Os antropólogos americanos colocaram em dúvida essa perspectiva, mas evidências continuam sendo encontradas, tanto nessa área quanto em outras partes do mundo. Niède Guidon defende que os homens chegaram aqui quando o planeta ainda passava pelos os efeitos da glaciação, há cerca de cem mil anos. Como o mar estava bem abaixo do nível atual, havia mais plataformas e ilhas entre o continente africano e a costa brasileira. Além disso, os continentes são ligados por correntes marítimas que favoreceriam deslocamentos. Ao alcançar a costa brasileira, teriam penetrado para o interior seguindo o curso de grandes rios.

Nesses tempos, a região era coberta por uma vegetação exuberante e fauna rica, propícias para o surgimento de assentamentos, com desenvolvimento e aumento das populações. Com a diminuição das chuvas, o clima semiárido transformou o cenário e acabou com a mega fauna, mas não inviabilizou a sobrevivência humana, que tinha como fonte de alimentação espécies de pequeno porte. O esqueleto mais antigo data de quase dez mil anos e possui um crânio masculino, oval e alongado, semelhante ao tipo africano, enquanto os que chegaram pelo norte do continente seriam asiáticos. Conhecido como Crânio Zuzu, ele está exposto no museu.

Os estudos também tiveram forte impacto na vida da população local. Quando o parque foi criado, muitos tiveram que sair de onde moravam e mudar seu modo de vida. A região era muito pobre e o solo, salgado, raso e cheio de pedras, não é propício à agricultura. O modelo apoiado por Niède Guidon é considerado ideal por unir proteção à natureza, cultura e desenvolvimento econômico sustentável com benefícios para a população.

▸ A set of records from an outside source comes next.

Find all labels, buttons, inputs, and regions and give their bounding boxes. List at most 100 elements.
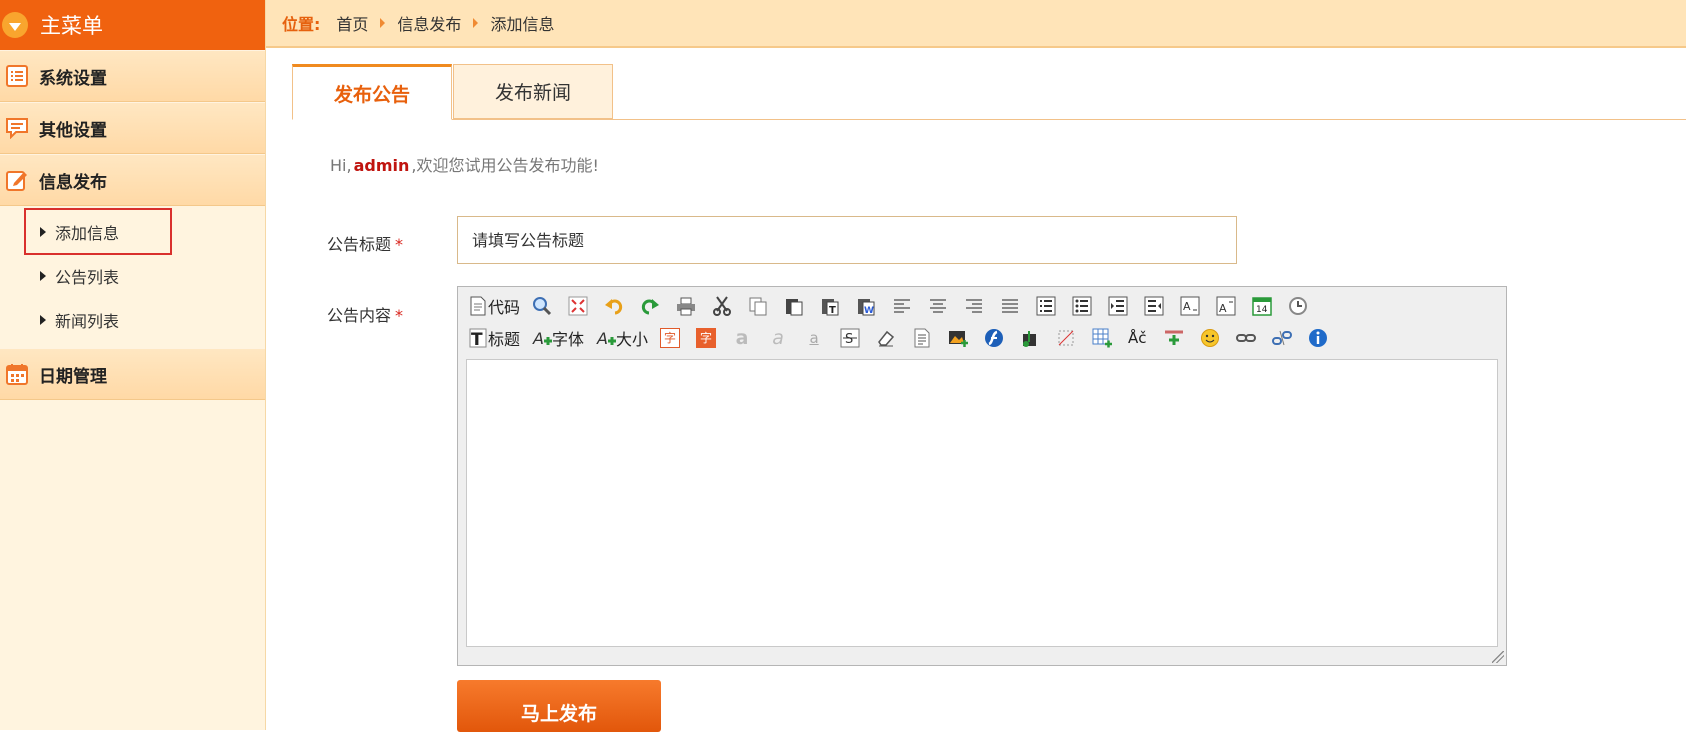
- bullet-list-icon: [1072, 296, 1092, 316]
- paste-button[interactable]: [784, 294, 808, 318]
- resize-handle-icon[interactable]: [1492, 651, 1504, 663]
- bold-button[interactable]: a: [732, 326, 756, 350]
- fullscreen-button[interactable]: [568, 294, 592, 318]
- align-right-icon: [964, 296, 984, 316]
- list-icon: [4, 64, 29, 89]
- align-center-button[interactable]: [928, 294, 952, 318]
- insert-date-button[interactable]: 14: [1252, 294, 1276, 318]
- font-size-plus-icon: A: [596, 328, 617, 348]
- chat-icon: [4, 116, 29, 141]
- breadcrumb-home[interactable]: 首页: [336, 11, 368, 35]
- unordered-list-button[interactable]: [1072, 294, 1096, 318]
- sidebar-item-news-list[interactable]: 新闻列表: [0, 298, 265, 342]
- insert-time-button[interactable]: [1288, 294, 1312, 318]
- subscript-button[interactable]: A: [1180, 294, 1204, 318]
- title-label-text: 公告标题: [327, 235, 392, 254]
- paste-text-button[interactable]: T: [820, 294, 844, 318]
- edit-icon: [4, 168, 29, 193]
- publish-button[interactable]: 马上发布: [457, 680, 661, 732]
- insert-media-button[interactable]: [1020, 326, 1044, 350]
- special-char-button[interactable]: Åč: [1128, 326, 1152, 350]
- indent-button[interactable]: [1108, 294, 1132, 318]
- copy-button[interactable]: [748, 294, 772, 318]
- sidebar-item-label: 新闻列表: [55, 312, 120, 331]
- page-break-button[interactable]: [1164, 326, 1188, 350]
- selection-highlight: [24, 208, 172, 255]
- breadcrumb-current: 添加信息: [490, 15, 555, 34]
- editor-content-area[interactable]: [466, 359, 1498, 647]
- paste-icon: [784, 296, 804, 316]
- emoticon-button[interactable]: [1200, 326, 1224, 350]
- required-mark: *: [395, 235, 404, 254]
- link-icon: [1236, 328, 1257, 348]
- strikethrough-button[interactable]: S: [840, 326, 864, 350]
- insert-image-button[interactable]: [948, 326, 972, 350]
- font-size-button[interactable]: A 大小: [596, 326, 648, 350]
- calendar-icon: [4, 362, 29, 387]
- heading-button[interactable]: T 标题: [468, 326, 520, 350]
- title-label: 公告标题 *: [327, 231, 403, 255]
- align-left-button[interactable]: [892, 294, 916, 318]
- collapse-arrow-icon[interactable]: [2, 12, 28, 38]
- justify-button[interactable]: [1000, 294, 1024, 318]
- tab-publish-notice[interactable]: 发布公告: [292, 64, 452, 120]
- redo-button[interactable]: [640, 294, 664, 318]
- font-family-button[interactable]: A 字体: [532, 326, 584, 350]
- insert-hr-button[interactable]: [1056, 326, 1080, 350]
- smiley-icon: [1200, 328, 1220, 348]
- underline-button[interactable]: a: [804, 326, 828, 350]
- unlink-button[interactable]: [1272, 326, 1296, 350]
- text-color-button[interactable]: 字: [660, 326, 684, 350]
- paste-word-button[interactable]: W: [856, 294, 880, 318]
- text-color-icon: 字: [660, 328, 681, 348]
- heading-label: 标题: [488, 330, 521, 349]
- code-label: 代码: [488, 298, 521, 317]
- cut-button[interactable]: [712, 294, 736, 318]
- sidebar-item-notice-list[interactable]: 公告列表: [0, 254, 265, 298]
- required-mark: *: [395, 306, 404, 325]
- sidebar-item-add-info[interactable]: 添加信息: [0, 208, 265, 255]
- breadcrumb-info-publish[interactable]: 信息发布: [397, 11, 461, 35]
- select-all-button[interactable]: [912, 326, 936, 350]
- notice-title-input[interactable]: [457, 216, 1237, 264]
- sidebar-group-label: 日期管理: [39, 366, 107, 387]
- remove-format-button[interactable]: [876, 326, 900, 350]
- sidebar-group-system-settings[interactable]: 系统设置: [0, 50, 265, 102]
- sidebar-group-date-management[interactable]: 日期管理: [0, 348, 265, 400]
- paste-text-icon: T: [820, 296, 840, 316]
- insert-flash-button[interactable]: [984, 326, 1008, 350]
- insert-table-button[interactable]: [1092, 326, 1116, 350]
- outdent-button[interactable]: [1144, 294, 1168, 318]
- bold-icon: a: [735, 326, 749, 349]
- heading-t-icon: T: [468, 328, 488, 348]
- document-lines-icon: [912, 328, 932, 348]
- page-break-icon: [1164, 328, 1184, 348]
- superscript-button[interactable]: A: [1216, 294, 1240, 318]
- welcome-hi: Hi,: [330, 156, 352, 175]
- ordered-list-icon: [1036, 296, 1056, 316]
- background-color-button[interactable]: 字: [696, 326, 720, 350]
- ordered-list-button[interactable]: [1036, 294, 1060, 318]
- chevron-right-icon: [380, 18, 386, 28]
- caret-right-icon: [40, 315, 46, 325]
- sidebar-group-other-settings[interactable]: 其他设置: [0, 102, 265, 154]
- link-button[interactable]: [1236, 326, 1260, 350]
- svg-text:A: A: [532, 329, 544, 348]
- svg-text:A: A: [1183, 300, 1191, 313]
- source-code-button[interactable]: 代码: [468, 294, 520, 318]
- welcome-username: admin: [353, 156, 410, 175]
- svg-text:A: A: [596, 329, 608, 348]
- sidebar-header[interactable]: 主菜单: [0, 0, 265, 50]
- sidebar-group-label: 信息发布: [39, 172, 107, 193]
- special-char-icon: Åč: [1128, 328, 1147, 347]
- italic-button[interactable]: a: [768, 326, 792, 350]
- print-button[interactable]: [676, 294, 700, 318]
- sidebar-group-info-publish[interactable]: 信息发布: [0, 154, 265, 206]
- about-button[interactable]: [1308, 326, 1332, 350]
- align-center-icon: [928, 296, 948, 316]
- undo-button[interactable]: [604, 294, 628, 318]
- tab-publish-news[interactable]: 发布新闻: [453, 64, 613, 119]
- calendar-icon: 14: [1252, 296, 1272, 316]
- preview-button[interactable]: [532, 294, 556, 318]
- align-right-button[interactable]: [964, 294, 988, 318]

Várias iniciativas de trabalho já foram criadas, algumas com sucesso e outras descartadas pelo caminho. Um dos exemplos é a Cerâmica Serra da Capivara, que emprega dezenas de pessoas que passaram por cursos para produzir peças artesanais vendidas no país e no exterior. Uma Oficina de Camisetas, bonés, bolsas e outros acessórios também usa como tema as imagens das pinturas rupestres.

Também foram feitos cursos para condutores locais credenciados que acompanham os visitantes da Serra da Capivara. O parque, que ainda precisa concretizar seu potencial turístico, reune opções para quem tem curiosidade sobre a parte histórica e aqueles que buscam aventura em meio a natureza, com muitas trilhas entre as serras. Lugares semelhantes de outros países recebem milhões de visitantes de todo o mundo a cada ano, algo que não acontece por aqui.

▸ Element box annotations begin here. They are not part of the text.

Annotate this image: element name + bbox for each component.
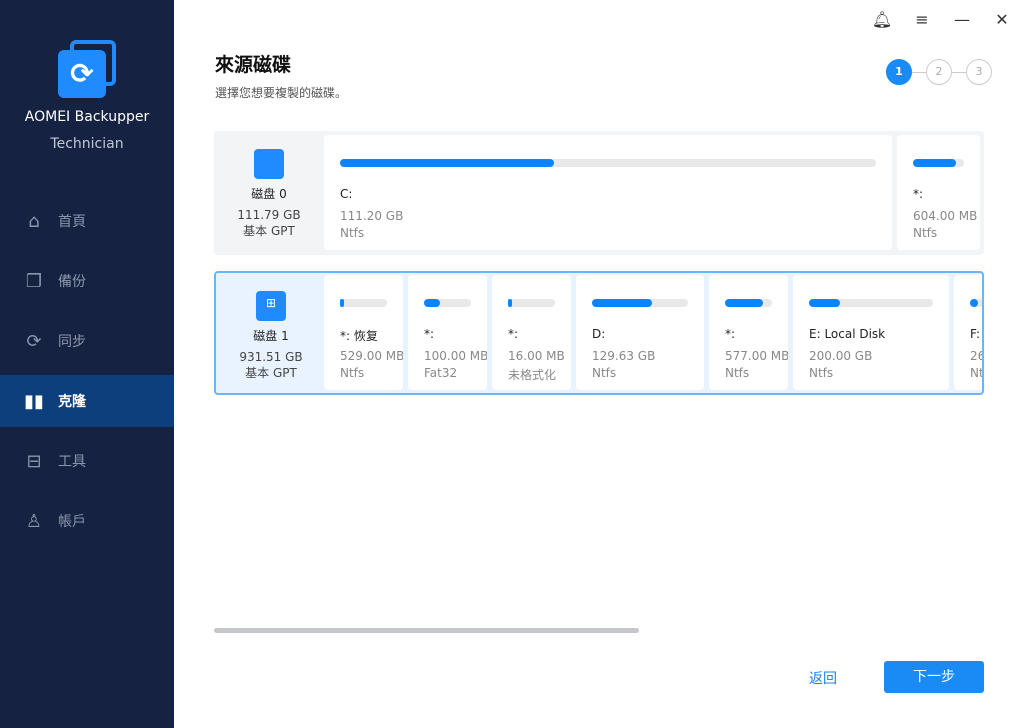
usage-bar (340, 159, 876, 167)
sidebar-item-label: 克隆 (58, 394, 86, 410)
partition-label: *: (913, 187, 924, 201)
sync-arrows-icon: ⟳ (58, 50, 106, 98)
disk-type: 基本 GPT (243, 224, 295, 238)
hard-disk-icon (254, 149, 284, 179)
partition-card[interactable]: *: 100.00 MB Fat32 (408, 275, 487, 390)
partition-fs: Nt (970, 366, 984, 380)
partition-label: *: (508, 327, 519, 341)
usage-bar (424, 299, 471, 307)
partition-label: *: (725, 327, 736, 341)
partition-size: 604.00 MB (913, 209, 978, 223)
app-logo: ⟳ (58, 40, 116, 98)
partition-label: C: (340, 187, 353, 201)
usage-bar (340, 299, 387, 307)
menu-icon[interactable]: ≡ (910, 8, 934, 32)
partition-label: D: (592, 327, 606, 341)
partition-size: 529.00 MB (340, 349, 403, 363)
disk-info: ⊞ 磁盘 1 931.51 GB 基本 GPT (216, 273, 326, 381)
disk-row[interactable]: ⊞ 磁盘 1 931.51 GB 基本 GPT *: 恢复 529.00 MB Ntfs *:… (214, 271, 984, 395)
sidebar-item-5[interactable]: ♙ 帳戶 (0, 495, 174, 547)
partition-fs: Ntfs (340, 366, 365, 380)
sidebar-item-0[interactable]: ⌂ 首頁 (0, 195, 174, 247)
partition-card[interactable]: *: 604.00 MB Ntfs (897, 135, 980, 250)
sidebar-item-label: 帳戶 (58, 514, 86, 530)
disk-type: 基本 GPT (245, 366, 297, 380)
disk-row[interactable]: 磁盘 0 111.79 GB 基本 GPT C: 111.20 GB Ntfs *: 604.… (214, 131, 984, 255)
horizontal-scrollbar[interactable] (214, 628, 639, 633)
partition-fs: 未格式化 (508, 368, 557, 382)
page-subtitle: 選擇您想要複製的磁碟。 (215, 86, 348, 100)
disk-size: 111.79 GB (237, 208, 301, 222)
sidebar-item-1[interactable]: ❐ 備份 (0, 255, 174, 307)
usage-bar (725, 299, 772, 307)
partition-card[interactable]: *: 恢复 529.00 MB Ntfs (324, 275, 403, 390)
disk-size: 931.51 GB (239, 350, 303, 364)
partition-label: E: Local Disk (809, 327, 886, 341)
sidebar-item-label: 同步 (58, 334, 86, 350)
bell-icon[interactable]: 🔔︎ (870, 8, 894, 32)
partition-size: 26 (970, 349, 984, 363)
partition-size: 100.00 MB (424, 349, 487, 363)
partition-card[interactable]: *: 577.00 MB Ntfs (709, 275, 788, 390)
system-disk-icon: ⊞ (256, 291, 286, 321)
step-3: 3 (966, 59, 992, 85)
usage-bar (809, 299, 933, 307)
minimize-icon[interactable]: — (950, 8, 974, 32)
sync-icon: ⟳ (26, 330, 42, 352)
backup-icon: ❐ (25, 270, 43, 292)
partition-size: 200.00 GB (809, 349, 873, 363)
partition-fs: Ntfs (809, 366, 834, 380)
partition-fs: Ntfs (725, 366, 750, 380)
clone-icon: ▮▮ (24, 390, 44, 412)
usage-bar (970, 299, 982, 307)
partition-card[interactable]: *: 16.00 MB 未格式化 (492, 275, 571, 390)
partition-card[interactable]: C: 111.20 GB Ntfs (324, 135, 892, 250)
sidebar-item-4[interactable]: ⊟ 工具 (0, 435, 174, 487)
partition-label: *: (424, 327, 435, 341)
home-icon: ⌂ (28, 210, 40, 232)
usage-bar (592, 299, 688, 307)
partition-size: 111.20 GB (340, 209, 404, 223)
disk-name: 磁盘 0 (251, 187, 287, 201)
page-title: 來源磁碟 (215, 54, 292, 76)
sidebar-item-label: 工具 (58, 454, 86, 470)
sidebar: ⟳ AOMEI Backupper Technician ⌂ 首頁 ❐ 備份 ⟳ 同步 ▮▮… (0, 0, 174, 728)
sidebar-item-label: 首頁 (58, 214, 86, 230)
partition-fs: Ntfs (913, 226, 938, 240)
partition-size: 129.63 GB (592, 349, 656, 363)
back-button[interactable]: 返回 (809, 668, 837, 688)
app-name: AOMEI Backupper (24, 109, 150, 125)
step-connector (952, 72, 966, 73)
step-2: 2 (926, 59, 952, 85)
partition-size: 16.00 MB (508, 349, 565, 363)
close-icon[interactable]: ✕ (990, 8, 1014, 32)
toolbox-icon: ⊟ (26, 450, 42, 472)
partition-fs: Fat32 (424, 366, 458, 380)
partition-card[interactable]: E: Local Disk 200.00 GB Ntfs (793, 275, 949, 390)
partition-fs: Ntfs (340, 226, 365, 240)
user-icon: ♙ (25, 510, 43, 532)
sidebar-item-3[interactable]: ▮▮ 克隆 (0, 375, 174, 427)
usage-bar (508, 299, 555, 307)
partition-label: *: 恢复 (340, 329, 378, 343)
partition-label: F: L (970, 327, 982, 341)
next-button[interactable]: 下一步 (884, 661, 984, 693)
sidebar-item-label: 備份 (58, 274, 86, 290)
partition-card[interactable]: F: L 26 Nt (954, 275, 984, 390)
partition-size: 577.00 MB (725, 349, 788, 363)
disk-name: 磁盘 1 (253, 329, 289, 343)
partition-card[interactable]: D: 129.63 GB Ntfs (576, 275, 704, 390)
step-connector (912, 72, 926, 73)
disk-info: 磁盘 0 111.79 GB 基本 GPT (214, 131, 324, 239)
usage-bar (913, 159, 964, 167)
app-edition: Technician (50, 136, 124, 152)
partition-fs: Ntfs (592, 366, 617, 380)
step-1: 1 (886, 59, 912, 85)
sidebar-item-2[interactable]: ⟳ 同步 (0, 315, 174, 367)
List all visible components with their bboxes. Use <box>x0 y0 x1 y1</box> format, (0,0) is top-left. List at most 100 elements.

A maior dificuldade aqui era o acesso, já que o aeroporto mais próximo ficava em Petrolina, no estado de Pernambuco, a cerca de trezentos quilômetros de distância. Agora já há voos regulares para o Aeroporto de São Raimundo Nonato, mas eles não acontecem todos os dias da semana. Recomendo pesquisar os voos para determinar qual é a melhor opção no seu caso. Se pegar um desses mais distantes, é possível seguir a viagem de ônibus ou contratar um transfer, mas essa não é a escolha mais interessante.

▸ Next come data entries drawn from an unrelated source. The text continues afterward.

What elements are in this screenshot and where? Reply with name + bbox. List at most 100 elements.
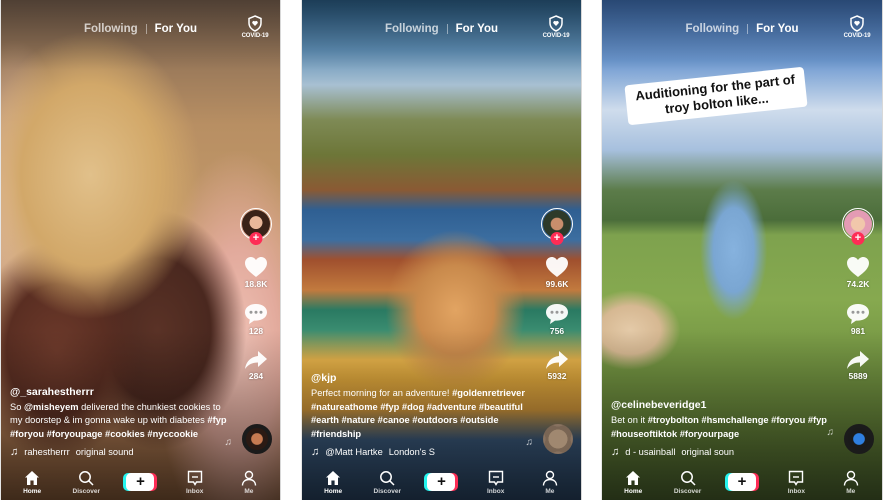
comment-bubble-icon [847, 304, 869, 324]
share-arrow-icon [245, 351, 267, 369]
nav-me[interactable]: Me [831, 470, 871, 495]
phone-screen-2: Following For You COVID-19 + 99.6K 756 5… [301, 0, 582, 500]
tab-following[interactable]: Following [685, 23, 739, 35]
caption-highlight[interactable]: @misheyem [24, 402, 79, 412]
phone-screen-3: Auditioning for the part of troy bolton … [601, 0, 883, 500]
inbox-icon [187, 470, 202, 486]
share-button[interactable]: 5932 [545, 350, 569, 381]
share-count: 5889 [848, 371, 868, 381]
nav-create[interactable]: + [421, 473, 461, 491]
shield-heart-icon [549, 15, 563, 32]
sound-row[interactable]: ♫ @Matt Hartke London's S [311, 446, 531, 458]
like-button[interactable]: 18.8K [244, 256, 268, 289]
covid-button[interactable]: COVID-19 [539, 15, 573, 39]
inbox-icon [488, 470, 503, 486]
comment-bubble-icon [546, 304, 568, 324]
heart-icon [847, 257, 869, 277]
covid-label: COVID-19 [241, 33, 269, 39]
search-icon [79, 470, 94, 486]
covid-button[interactable]: COVID-19 [238, 15, 272, 39]
music-note-icon: ♫ [311, 446, 320, 458]
tab-following[interactable]: Following [385, 23, 439, 35]
tab-for-you[interactable]: For You [756, 23, 798, 35]
sound-disc[interactable] [844, 424, 874, 454]
profile-icon [542, 470, 558, 486]
sound-row[interactable]: ♫ rahestherrr original sound [10, 446, 230, 458]
nav-home[interactable]: Home [613, 470, 653, 495]
comment-count: 756 [549, 326, 565, 336]
music-note-icon: ♫ [10, 446, 19, 458]
nav-inbox[interactable]: Inbox [175, 470, 215, 495]
heart-icon [546, 257, 568, 277]
sound-disc[interactable] [543, 424, 573, 454]
caption-segment: So [10, 401, 24, 412]
inbox-icon [789, 470, 804, 486]
sound-disc[interactable] [242, 424, 272, 454]
like-count: 18.8K [244, 279, 268, 289]
creator-avatar[interactable]: + [842, 208, 874, 245]
action-rail: + 18.8K 128 284 [238, 208, 274, 381]
nav-label: Inbox [486, 487, 505, 495]
tab-following[interactable]: Following [84, 23, 138, 35]
like-button[interactable]: 74.2K [846, 256, 870, 289]
caption-text: Bet on it #troybolton #hsmchallenge #for… [611, 414, 832, 441]
tab-divider [446, 24, 448, 34]
tab-for-you[interactable]: For You [456, 23, 498, 35]
caption-segment: Perfect morning for an adventure! [311, 388, 453, 398]
home-icon [25, 470, 40, 485]
username[interactable]: @celinebeveridge1 [611, 399, 832, 411]
nav-inbox[interactable]: Inbox [776, 470, 816, 495]
nav-create[interactable]: + [120, 473, 160, 491]
username[interactable]: @kjp [311, 372, 531, 384]
caption-block: @celinebeveridge1 Bet on it #troybolton … [611, 399, 832, 458]
creator-avatar[interactable]: + [240, 208, 272, 245]
comment-button[interactable]: 128 [244, 303, 268, 336]
covid-label: COVID-19 [843, 33, 871, 39]
share-button[interactable]: 5889 [846, 350, 870, 381]
nav-label: Discover [673, 487, 702, 495]
share-arrow-icon [546, 351, 568, 369]
nav-label: Discover [72, 487, 101, 495]
nav-inbox[interactable]: Inbox [476, 470, 516, 495]
creator-avatar[interactable]: + [541, 208, 573, 245]
follow-plus-icon[interactable]: + [851, 232, 865, 245]
nav-me[interactable]: Me [530, 470, 570, 495]
tab-for-you[interactable]: For You [155, 23, 197, 35]
create-button[interactable]: + [123, 473, 158, 491]
nav-discover[interactable]: Discover [66, 470, 106, 495]
plus-icon: + [727, 473, 756, 491]
like-count: 74.2K [846, 279, 870, 289]
sound-title: original soun [681, 447, 735, 457]
nav-home[interactable]: Home [12, 470, 52, 495]
covid-button[interactable]: COVID-19 [840, 15, 874, 39]
caption-block: @_sarahestherrr So @misheyem delivered t… [10, 386, 230, 459]
bottom-nav: Home Discover + Inbox Me [302, 464, 581, 500]
comment-button[interactable]: 981 [846, 303, 870, 336]
music-note-icon: ♫ [611, 446, 620, 458]
sound-row[interactable]: ♫ d - usainball original soun [611, 446, 832, 458]
nav-label: Inbox [787, 487, 806, 495]
follow-plus-icon[interactable]: + [550, 232, 564, 245]
username[interactable]: @_sarahestherrr [10, 386, 230, 398]
nav-home[interactable]: Home [313, 470, 353, 495]
like-button[interactable]: 99.6K [545, 256, 569, 289]
home-icon [326, 470, 341, 485]
nav-me[interactable]: Me [229, 470, 269, 495]
follow-plus-icon[interactable]: + [249, 232, 263, 245]
create-button[interactable]: + [424, 473, 459, 491]
search-icon [680, 470, 696, 486]
bottom-nav: Home Discover + Inbox Me [602, 464, 882, 500]
share-button[interactable]: 284 [244, 350, 268, 381]
sound-author: d - usainball [625, 447, 676, 457]
caption-text: Perfect morning for an adventure! #golde… [311, 387, 531, 441]
search-icon [380, 470, 395, 486]
nav-label: Discover [373, 487, 402, 495]
nav-label: Me [846, 487, 856, 495]
nav-discover[interactable]: Discover [668, 470, 708, 495]
comment-bubble-icon [245, 304, 267, 324]
nav-discover[interactable]: Discover [367, 470, 407, 495]
nav-create[interactable]: + [722, 473, 762, 491]
share-count: 284 [248, 371, 264, 381]
create-button[interactable]: + [724, 473, 759, 491]
comment-button[interactable]: 756 [545, 303, 569, 336]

Eu fiz essa viagem em família e valeu a pena alugar um carro e seguir dirigindo até o local, já que o veículo pode ser usado também durante os passeios. Também não há como negar a carência de estrutura das cidades, incluindo o setor hoteleiro e gastronômico da região, tanto em São Raimundo Nonato, que é a maior, quanto em Coronel José Dias, que fica mais próxima de alguns dos pontos mais famosos.

Após quase cinco décadas de trabalho, Niède Guidon se aposentou aos 87 anos de idade, em 2020. Com problemas nas articulações e usando uma bengala para andar, ela já não consegue fazer as longas caminhadas pelo parque exigidas pelo trabalho. Mas as pesquisas continuam nas centenas de sítios arqueológicos, a maioria ainda fechados para o público geral. Enquanto isso, o que já podemos visitar é de um valor inestimável.